I live between Swinford and Charlestown in Co Mayo. I was born in the old house, it’s still down there. My father died when I was five and my mother then farmed the few acres down there.

I worked in the sugar factory in Shropshire in England. I went for about eight years, for four months every winter. That made it much easier to run the farm and you could expand it.

The fact that I bought this place here, up the road from the old house, was due to the fact that I was working in England.

After England, I started working for a company that had a factory in Charlestown. It was called Agron. I worked for them for two years and then the factory went to the wall.

I came back to farming and started farming full-time. I stayed at it all my life. There was no alternative, there was nothing else happening.

Martin Neary Woodland Park.

I was in milk for a short time back in the 60s. Then I turned to suckling. At the same time I had to reclaim the land.

I had the five acres here around this house, the seven good acres from the old house and I reclaimed all the rest of it. In order to increase your herd, you had to reclaim the land. I did that and it took a lifetime, I suppose. I wound up with 40 acres in the end.

I eventually built my herd up to 20 cows, that was about the maximum I could carry.


The idea of being buried on my own land, I probably had it in my mind all the time. My father, he was in America for a long time and he was an atheist. He had no belief in an afterlife. I’m an atheist too. So I suppose I was trying to create an afterlife for myself on the farm.

All along I knew where I want to be buried on the farm. It’s probably the first place I can remember. I can remember a very fine day and my mother and father out footing turf.

Where it is now is all green land, but it was all bogland then. I thought it was a pleasant place and it’s probably in the middle of the land.

I was figuring, after I had died, I wouldn’t want cattle walking all over me. I thought then I should plant the land and turn it into a public park.

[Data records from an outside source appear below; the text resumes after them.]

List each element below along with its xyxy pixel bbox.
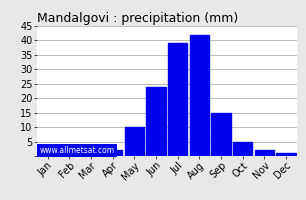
Bar	[125, 127, 144, 156]
Bar	[81, 150, 101, 156]
Bar	[168, 43, 187, 156]
Bar	[59, 153, 79, 156]
Bar	[38, 150, 57, 156]
Bar	[146, 87, 166, 156]
Text: Mandalgovi : precipitation (mm): Mandalgovi : precipitation (mm)	[37, 12, 238, 25]
Bar	[233, 142, 252, 156]
Bar	[276, 153, 296, 156]
Bar	[255, 150, 274, 156]
Bar	[103, 150, 122, 156]
Text: www.allmetsat.com: www.allmetsat.com	[39, 146, 114, 155]
Bar	[189, 35, 209, 156]
Bar	[211, 113, 231, 156]
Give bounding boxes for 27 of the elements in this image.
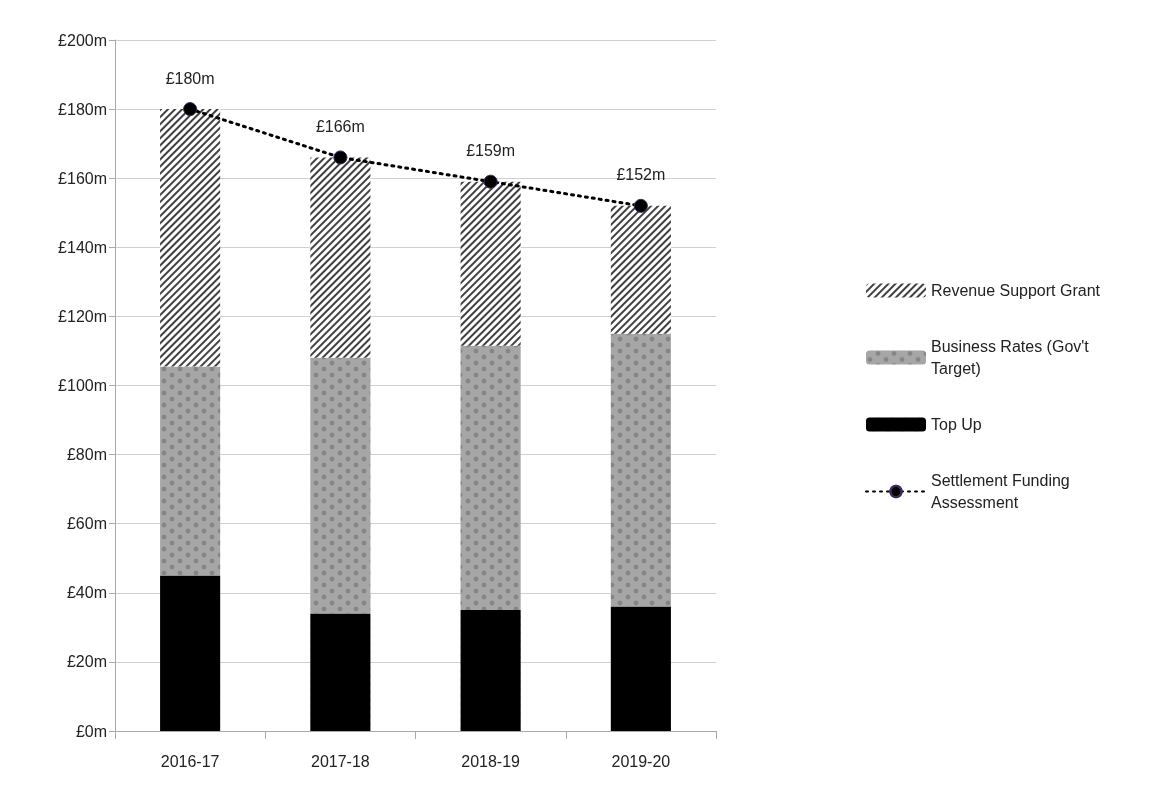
point <box>333 150 348 165</box>
y-tick-label: £120m <box>58 307 107 325</box>
y-tick-label: £100m <box>58 377 107 394</box>
legend-label: Business Rates (Gov't Target) <box>931 338 1094 377</box>
data-label: £159m <box>466 142 516 160</box>
point <box>483 174 498 189</box>
y-tick-label: £20m <box>66 653 107 671</box>
x-tick-label: 2019-20 <box>611 752 671 770</box>
x-tick-label: 2017-18 <box>311 752 370 770</box>
data-label: £166m <box>315 117 365 135</box>
legend-label: Top Up <box>931 416 982 433</box>
y-tick-label: £200m <box>58 31 107 49</box>
y-tick-label: £140m <box>58 238 107 256</box>
y-tick-label: £0m <box>75 722 107 740</box>
y-tick-label: £180m <box>58 100 107 118</box>
y-tick-label: £160m <box>58 169 107 187</box>
y-tick-label: £40m <box>66 584 107 602</box>
legend-label: Settlement Funding Assessment <box>931 472 1075 511</box>
point <box>633 198 648 213</box>
data-label: £152m <box>616 166 666 184</box>
y-tick-label: £60m <box>66 515 107 533</box>
data-label: £180m <box>165 69 215 87</box>
x-tick-label: 2018-19 <box>461 752 521 770</box>
legend-label: Revenue Support Grant <box>931 282 1101 299</box>
point <box>183 102 198 117</box>
x-tick-label: 2016-17 <box>160 752 220 770</box>
y-tick-label: £80m <box>66 446 107 464</box>
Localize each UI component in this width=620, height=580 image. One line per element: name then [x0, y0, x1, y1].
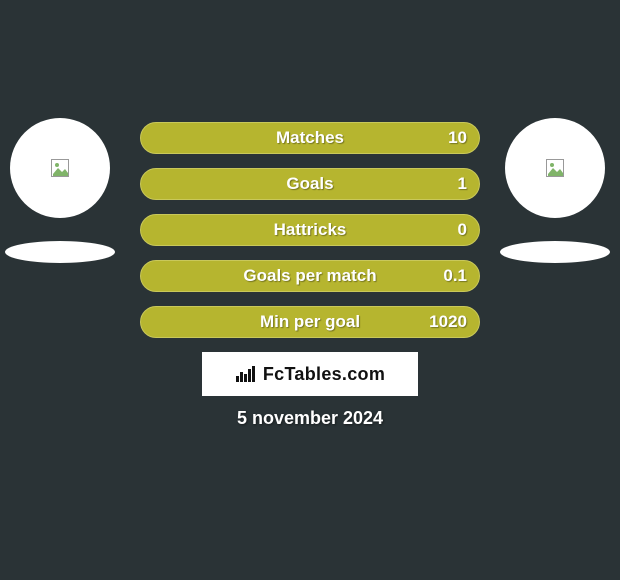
avatar-shadow-left — [5, 241, 115, 263]
stat-label: Goals — [141, 174, 479, 194]
stat-bar: Hattricks 0 — [140, 214, 480, 246]
avatar-left — [10, 118, 110, 218]
attribution-text: FcTables.com — [263, 364, 385, 385]
stat-value: 1020 — [429, 312, 467, 332]
stat-label: Hattricks — [141, 220, 479, 240]
stat-label: Matches — [141, 128, 479, 148]
stat-bar: Matches 10 — [140, 122, 480, 154]
stat-bar: Min per goal 1020 — [140, 306, 480, 338]
stat-value: 10 — [448, 128, 467, 148]
player-right — [505, 118, 610, 263]
player-left — [10, 118, 115, 263]
bars-chart-icon — [235, 364, 257, 384]
stat-value: 0.1 — [443, 266, 467, 286]
stat-value: 1 — [458, 174, 467, 194]
avatar-shadow-right — [500, 241, 610, 263]
date-text: 5 november 2024 — [0, 408, 620, 429]
placeholder-image-icon — [51, 159, 69, 177]
avatar-right — [505, 118, 605, 218]
attribution-box: FcTables.com — [202, 352, 418, 396]
stat-bar: Goals 1 — [140, 168, 480, 200]
stat-bar: Goals per match 0.1 — [140, 260, 480, 292]
stat-label: Goals per match — [141, 266, 479, 286]
stats-bars: Matches 10 Goals 1 Hattricks 0 Goals per… — [140, 122, 480, 352]
placeholder-image-icon — [546, 159, 564, 177]
stat-value: 0 — [458, 220, 467, 240]
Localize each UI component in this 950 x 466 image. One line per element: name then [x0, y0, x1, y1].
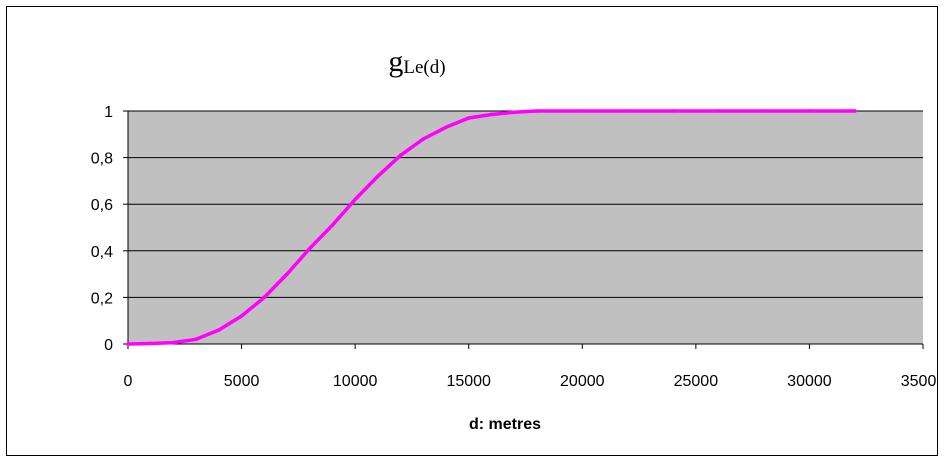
x-tick-label-4: 20000 — [560, 373, 605, 390]
y-tick-label-2: 0,4 — [91, 244, 113, 261]
data-point-0-25 — [853, 109, 857, 113]
data-point-0-10 — [353, 197, 357, 202]
data-point-0-23 — [762, 109, 766, 113]
data-point-0-12 — [398, 153, 403, 158]
x-tick-label-0: 0 — [124, 373, 133, 390]
data-point-0-13 — [421, 137, 426, 141]
x-tick-label-5: 25000 — [674, 373, 719, 390]
x-tick-label-3: 15000 — [446, 373, 491, 390]
x-tick-label-2: 10000 — [333, 373, 378, 390]
data-point-0-9 — [330, 223, 335, 227]
chart-svg: 0 0,2 0,4 0,6 0,8 1 0 5000 10000 15000 20000 25000 3… — [91, 45, 937, 433]
data-point-0-17 — [512, 110, 516, 114]
data-point-0-24 — [807, 109, 812, 113]
data-point-0-20 — [625, 109, 630, 113]
data-point-0-11 — [376, 174, 380, 178]
data-point-0-5 — [239, 314, 244, 318]
data-point-0-16 — [489, 112, 494, 117]
data-point-0-8 — [307, 246, 312, 251]
plot-area — [128, 111, 923, 344]
series-line-0 — [126, 109, 857, 346]
y-tick-label-0: 0 — [104, 337, 113, 354]
data-point-0-3 — [194, 337, 198, 342]
y-tick-label-3: 0,6 — [91, 197, 113, 214]
chart-frame: 0 0,2 0,4 0,6 0,8 1 0 5000 10000 15000 20000 25000 3… — [6, 6, 938, 456]
data-point-0-14 — [444, 125, 448, 130]
data-point-0-1 — [148, 341, 153, 346]
data-point-0-21 — [671, 109, 675, 113]
data-point-0-4 — [217, 328, 221, 332]
data-point-0-19 — [580, 109, 585, 113]
y-tick-label-1: 0,2 — [91, 290, 113, 307]
y-tick-label-5: 1 — [104, 104, 113, 121]
y-tick-label-4: 0,8 — [91, 151, 113, 168]
x-tick-label-6: 30000 — [787, 373, 832, 390]
data-point-0-15 — [466, 116, 471, 120]
x-tick-label-1: 5000 — [224, 373, 260, 390]
data-point-0-6 — [262, 295, 267, 300]
x-tick-label-7: 35000 — [901, 373, 937, 390]
x-axis-title: d: metres — [469, 416, 541, 433]
data-point-0-18 — [535, 109, 539, 113]
data-point-0-22 — [716, 109, 721, 113]
data-point-0-7 — [285, 272, 289, 276]
data-point-0-0 — [126, 342, 130, 346]
chart-title: gLe(d) — [388, 45, 445, 78]
data-point-0-2 — [171, 340, 176, 345]
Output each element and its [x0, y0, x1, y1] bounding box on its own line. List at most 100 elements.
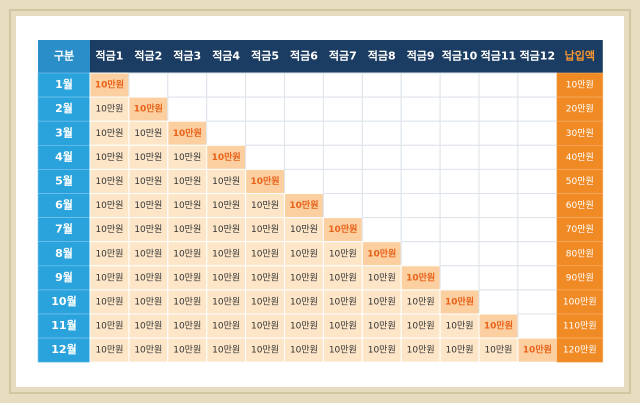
- paid-cell: [89, 217, 130, 243]
- paid-amount: 10만원: [329, 248, 357, 259]
- month-cell: [37, 337, 91, 363]
- paid-amount: 10만원: [134, 345, 162, 356]
- total-cell: [556, 193, 604, 218]
- paid-cell: [167, 289, 208, 315]
- total-amount: 50만원: [566, 176, 594, 187]
- paid-amount: 10만원: [95, 224, 123, 235]
- paid-amount: 10만원: [173, 224, 201, 235]
- total-amount: 120만원: [563, 345, 597, 356]
- paid-amount: 10만원: [290, 224, 318, 235]
- empty-cell: [284, 168, 324, 194]
- empty-cell: [322, 120, 363, 146]
- paid-cell: [128, 168, 169, 194]
- paid-amount: 10만원: [95, 296, 123, 307]
- empty-cell: [478, 241, 519, 267]
- paid-amount: 10만원: [95, 176, 123, 187]
- current-amount: 10만원: [406, 271, 435, 283]
- empty-cell: [322, 168, 363, 194]
- current-cell: [517, 337, 558, 363]
- paid-amount: 10만원: [95, 104, 123, 115]
- empty-cell: [361, 168, 402, 194]
- empty-cell: [206, 96, 247, 122]
- paid-amount: 10만원: [368, 296, 396, 307]
- paid-cell: [439, 337, 480, 363]
- paid-amount: 10만원: [134, 272, 162, 283]
- month-label: 10월: [51, 294, 76, 308]
- current-cell: [400, 265, 441, 291]
- paid-amount: 10만원: [95, 321, 123, 332]
- header-column: 적금7: [329, 49, 357, 63]
- header-column: 적금4: [212, 49, 240, 63]
- empty-cell: [245, 72, 286, 98]
- paid-cell: [206, 265, 247, 291]
- paid-cell: [206, 289, 247, 315]
- paid-amount: 10만원: [212, 224, 240, 235]
- empty-cell: [322, 72, 363, 98]
- paid-cell: [89, 289, 130, 315]
- empty-cell: [478, 289, 519, 315]
- total-cell: [556, 145, 604, 170]
- empty-cell: [478, 168, 519, 194]
- header-column: 적금11: [481, 49, 517, 63]
- total-amount: 10만원: [566, 80, 594, 91]
- empty-cell: [284, 72, 324, 98]
- header-column: 적금2: [134, 49, 162, 63]
- empty-cell: [400, 193, 441, 219]
- paid-amount: 10만원: [134, 248, 162, 259]
- paid-amount: 10만원: [95, 128, 123, 139]
- paid-amount: 10만원: [212, 296, 240, 307]
- paid-amount: 10만원: [446, 345, 474, 356]
- paid-cell: [89, 144, 130, 170]
- header-column: 적금5: [251, 49, 279, 63]
- paid-amount: 10만원: [134, 176, 162, 187]
- paid-amount: 10만원: [251, 321, 279, 332]
- paid-amount: 10만원: [134, 321, 162, 332]
- paid-amount: 10만원: [251, 296, 279, 307]
- empty-cell: [517, 265, 558, 291]
- paid-amount: 10만원: [95, 345, 123, 356]
- month-cell: [37, 120, 91, 146]
- empty-cell: [400, 168, 441, 194]
- empty-cell: [478, 193, 519, 219]
- total-amount: 60만원: [566, 200, 594, 211]
- paid-amount: 10만원: [212, 248, 240, 259]
- month-label: 4월: [55, 149, 73, 163]
- paid-amount: 10만원: [212, 200, 240, 211]
- paid-cell: [284, 337, 324, 363]
- total-cell: [556, 169, 604, 194]
- total-amount: 90만원: [566, 272, 594, 283]
- month-label: 12월: [51, 342, 76, 356]
- header-column: 적금8: [368, 49, 396, 63]
- total-cell: [556, 96, 604, 122]
- frame-edge: [9, 9, 631, 394]
- paid-cell: [322, 313, 363, 339]
- paid-amount: 10만원: [368, 345, 396, 356]
- paid-amount: 10만원: [95, 152, 123, 163]
- paid-amount: 10만원: [134, 152, 162, 163]
- paid-cell: [167, 193, 208, 219]
- total-amount: 80만원: [566, 248, 594, 259]
- paid-cell: [167, 241, 208, 267]
- paid-amount: 10만원: [173, 248, 201, 259]
- header-bg: [38, 40, 603, 73]
- empty-cell: [439, 265, 480, 291]
- header-label-bg: [38, 40, 90, 73]
- empty-cell: [478, 72, 519, 98]
- empty-cell: [284, 144, 324, 170]
- total-cell: [556, 289, 604, 315]
- paid-cell: [245, 337, 286, 363]
- paid-cell: [128, 265, 169, 291]
- paid-cell: [361, 337, 402, 363]
- paid-cell: [89, 168, 130, 194]
- month-label: 3월: [55, 125, 73, 139]
- empty-cell: [167, 72, 208, 98]
- empty-cell: [284, 120, 324, 146]
- paid-amount: 10만원: [173, 176, 201, 187]
- empty-cell: [167, 96, 208, 122]
- empty-cell: [245, 96, 286, 122]
- paid-amount: 10만원: [173, 345, 201, 356]
- paid-amount: 10만원: [95, 272, 123, 283]
- paid-cell: [245, 193, 286, 219]
- current-amount: 10만원: [251, 175, 280, 187]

I got in touch with Cllr Gerry Murray and I applied for planning permission to be buried privately on my own land.

I applied to the council. That would be over five years ago now. Eventually they came back and turned it down. We appealed to An Bord Pleanála. An Bord Pleanála came back after a while and granted it. I’m the third person to be granted permission to be buried privately on their own land.

Then I was wondering, who would look after it after I did pass on? And so I left it to Mayo County Council. Western Forestry Co-op planted the land with native trees.

I’m quite happy with my situation now. You see, if I sold the land in the first place, what would I do with the money? I wouldn’t be able to enjoy it at this time of my life, anyway. I couldn’t drink it, smoke it or whatever else.

Martin Neary's dog, Van Gough, is buried beside his grave.

There was no point in selling it, so I thought, get somebody to look after it. I’m able to watch the trees grow each year. If somebody bought it, they’d probably sell sites and that would maybe annoy me, seeing they were messing with it.

My dog, Van Gough, died last year. He’s buried beside the grave. If I had a dog, I would probably do more walking. I still cycle, I enjoy it. I’d cycle to Swinford or Charlestown. It’s a seven mile round trip to either of those.


I stopped farming about three or four years ago, I sold the last of the cows and that was it then. I miss it because you were organised. You had to get up at a certain time every day and you had to check the cattle.

Then in the spring time it used to be very busy because cows were calving. I have a feeling that was the best time of the year for me. I was more organised in the spring, because you had to keep watching. Calving could go wrong.

I saw lots of changes over the years I was farming. I’d say there are bigger changes coming now.

One time you were encouraged and you would get grants to increase your herd: “One more cow, one more sow, one more acre under the plough.” That’s gone the other way now and you’ll probably get grants to reduce your herd. It’s an awful change and it’s not encouraging for a small farmer.

I would say it’s a very hard time to be farming because of the cost of fertiliser and the cost of baling. In my last years farming, my biggest financial problem was to pay for the bales and pay for the fertiliser. When you had sold your weanlings, you wouldn’t have much left out of that. Then you got a grant, but you wouldn’t live off it.

Martin Neary Woodland Park

The Martin Neary Woodland Park project was initiated in 2018 and it was completed in 2019. It was officially opened in recent months. Of Martin’s 40 acres, 37 are planted with native trees. Facilities put in include walking paths, car parking, signs, information boards and picnic benches.